Pre-market approval from the FDA means Wright can begin marketing Augment in the U.S. as an alternative to autograft for ankle and hindfoot fusion procedures, the Memphis-based company said.
It’s been a long road for Wright since announcing the BioMimetic deal in November 2012. Just a few months after the deal closed in March 2013, the FDA said Wright would need to run a new clinical trial on high-risk patients to win its favor, citing the low-risk patient population in a clinical trial backing the U.S. approval application. Wright appealed; the federal safety watchdog eventually agreed to let the company submit more data on Augment. Then, last February, the FDA hit the vendor that makes the putty for Wright with a “Form 483” warning, further delaying approval.
Yesterday Wright estimated the market opportunity could be $300 million for Augment, which uses a combination of a bone-growth stimulator called recombinant human platelet-derived growth factor and beta-tricalcium phosphate, which is designed to form a scaffold for the new bone growth. It’s an alternative to allografts, which use bone harvested from the patient. Wright said it expects Augment to put up sales of $10 million to $12 million in the 1st 7 to8 months after it hits the market here, which is expected in the next several weeks.

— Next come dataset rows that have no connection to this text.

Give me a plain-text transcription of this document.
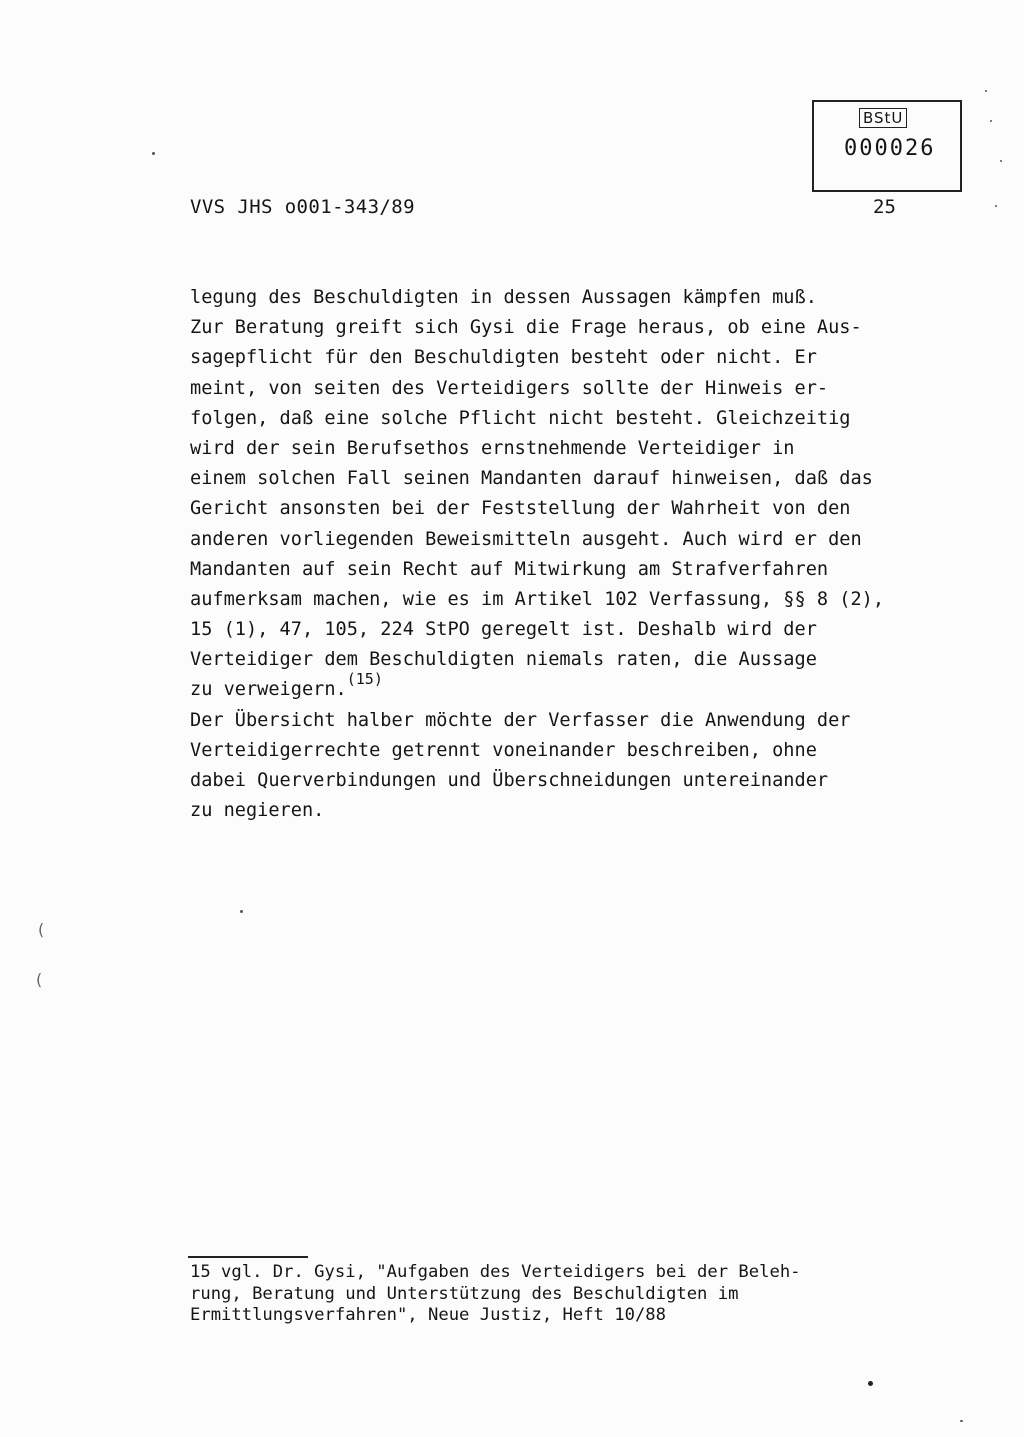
(
(
BStU
000026
VVS JHS o001-343/89	25
legung des Beschuldigten in dessen Aussagen kämpfen muß.
Zur Beratung greift sich Gysi die Frage heraus, ob eine Aus-
sagepflicht für den Beschuldigten besteht oder nicht. Er
meint, von seiten des Verteidigers sollte der Hinweis er-
folgen, daß eine solche Pflicht nicht besteht. Gleichzeitig
wird der sein Berufsethos ernstnehmende Verteidiger in
einem solchen Fall seinen Mandanten darauf hinweisen, daß das
Gericht ansonsten bei der Feststellung der Wahrheit von den
anderen vorliegenden Beweismitteln ausgeht. Auch wird er den
Mandanten auf sein Recht auf Mitwirkung am Strafverfahren
aufmerksam machen, wie es im Artikel 102 Verfassung, §§ 8 (2),
15 (1), 47, 105, 224 StPO geregelt ist. Deshalb wird der
Verteidiger dem Beschuldigten niemals raten, die Aussage
zu verweigern.$^{(15)}$
Der Übersicht halber möchte der Verfasser die Anwendung der
Verteidigerrechte getrennt voneinander beschreiben, ohne
dabei Querverbindungen und Überschneidungen untereinander
zu negieren.
15 vgl. Dr. Gysi, "Aufgaben des Verteidigers bei der Beleh-
rung, Beratung und Unterstützung des Beschuldigten im
Ermittlungsverfahren", Neue Justiz, Heft 10/88
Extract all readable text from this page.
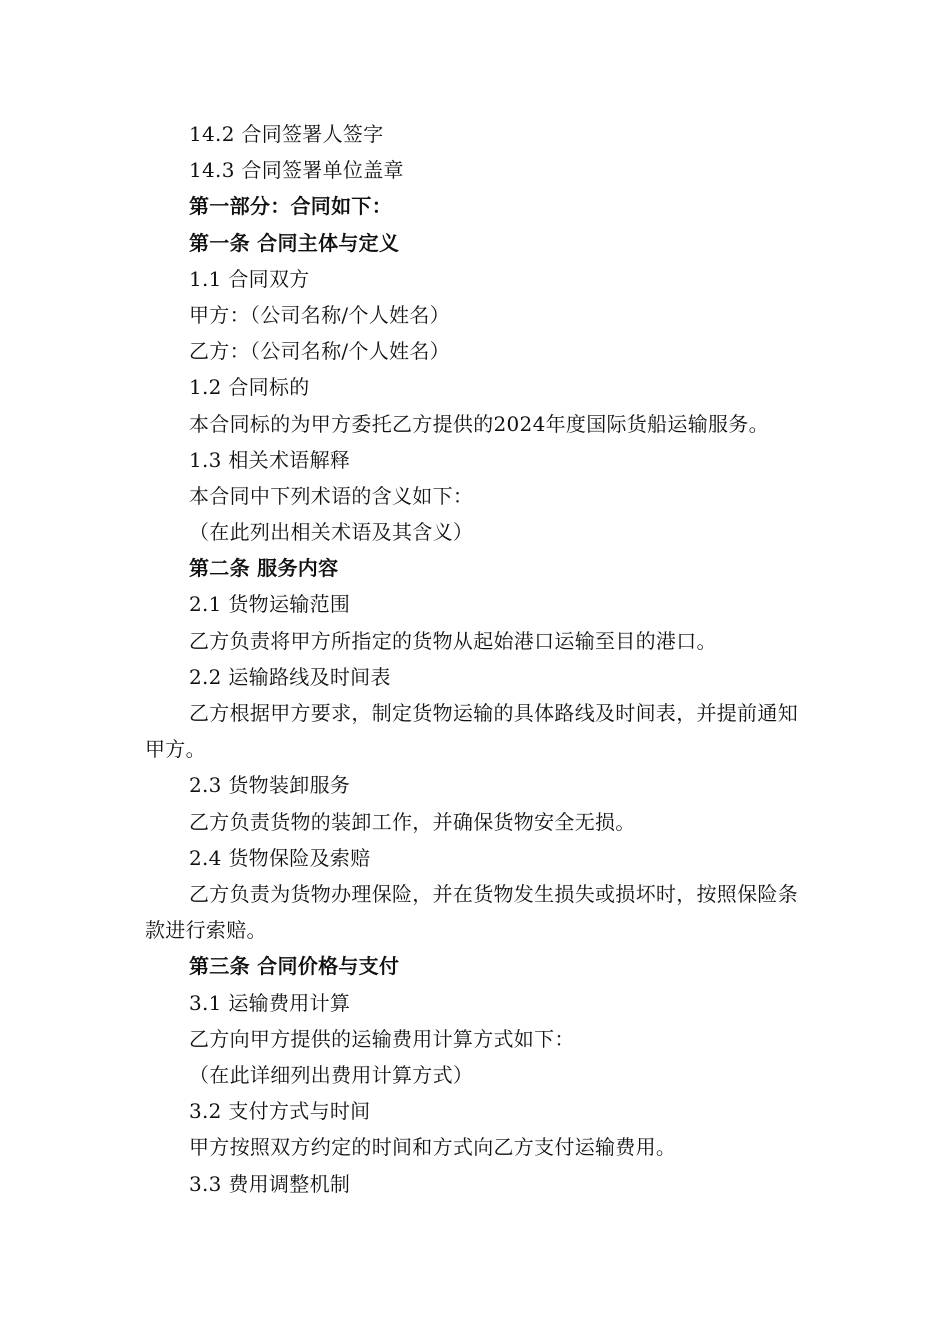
14.2 合同签署人签字
14.3 合同签署单位盖章
第一部分：合同如下：
第一条 合同主体与定义
1.1 合同双方
甲方：（公司名称/个人姓名）
乙方：（公司名称/个人姓名）
1.2 合同标的
本合同标的为甲方委托乙方提供的2024年度国际货船运输服务。
1.3 相关术语解释
本合同中下列术语的含义如下：
（在此列出相关术语及其含义）
第二条 服务内容
2.1 货物运输范围
乙方负责将甲方所指定的货物从起始港口运输至目的港口。
2.2 运输路线及时间表
乙方根据甲方要求，制定货物运输的具体路线及时间表，并提前通知甲方。
2.3 货物装卸服务
乙方负责货物的装卸工作，并确保货物安全无损。
2.4 货物保险及索赔
乙方负责为货物办理保险，并在货物发生损失或损坏时，按照保险条款进行索赔。
第三条 合同价格与支付
3.1 运输费用计算
乙方向甲方提供的运输费用计算方式如下：
（在此详细列出费用计算方式）
3.2 支付方式与时间
甲方按照双方约定的时间和方式向乙方支付运输费用。
3.3 费用调整机制
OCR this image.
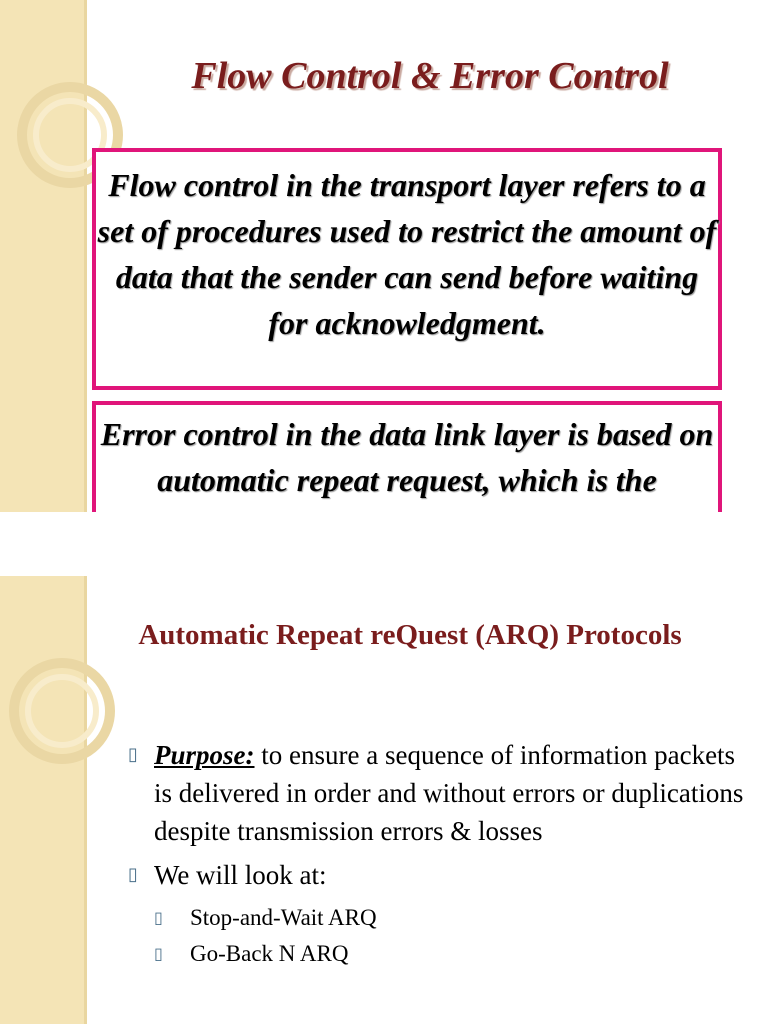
Flow Control & Error Control

Flow control in the transport layer refers to a set of procedures used to restrict the amount of data that the sender can send before waiting for acknowledgment.

Error control in the data link layer is based on automatic repeat request, which is the

Automatic Repeat reQuest (ARQ) Protocols
▯ Purpose: to ensure a sequence of information packets is delivered in order and without errors or duplications despite transmission errors & losses
▯ We will look at:
▯ Stop-and-Wait ARQ
▯ Go-Back N ARQ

“The FDA approval of Augment marks a capstone achievement that demonstrates the strength of our science and provides a breakthrough therapeutic option as an alternative to autograft in ankle and hindfoot fusion procedures. We will begin commercial sale and distribution of Augment in the U.S. and believe this product, as well as the PDGF technology platform, will be important drivers of the long-term growth of our business for years to come,” president & CEO Robert Palmisano said in prepared remarks. “This approval also underscores the significant effort and perseverance from our clinical trial investigators and Wright’s clinical, regulatory and legal teams to bring the product to market. This success can be attributed to everyone involved in the clinical trial, especially the study investigators and coordinators; our R&D, regulatory and clinical teams; our partners and suppliers; and most importantly, the patients who participated in the landmark prospective, randomized study comparing Augment bone graft to autograft.”
“The FDA approval of Augment provides a valuable new therapeutic healing option as an alternative to autograft in ankle and/or hindfoot fusion procedures, which is especially important since the outcomes of these interventions can at times be complicated by delayed union or non-union. This approval is based on strong clinical data showing that Augment offers clear patient benefit by enabling a healing rate and safety profile equivalent to autogenous bone graft–while simultaneously avoiding the additional surgery required to harvest autograft bone graft tissue that can result in site-specific complications and/or prolonged harvest site pain in some patients,” added Dr. Christopher DiGiovanni of Boston’s Mass. General Hospital, who was lead U.S. investigator for Augment’s pivotal trial.
Leerink Partners analyst Richard Newitter said Augment could be extended to treat other indications.
“Down the road, Augment may also have utility in key soft tissue/sports medicine areas (i.e., tennis elbow, rotator cuff) that could open up $1B+ in incremental mkt opportunity beyond foot & ankle (F&A)—all upside to out-year forecasts,” Newitter wrote last night in a note to investors.
News of the Augment approval sent WMGI shares up 10.4% in after-hours trading, to $25.30 apiece as of about 8 p.m. Eastern yesterday.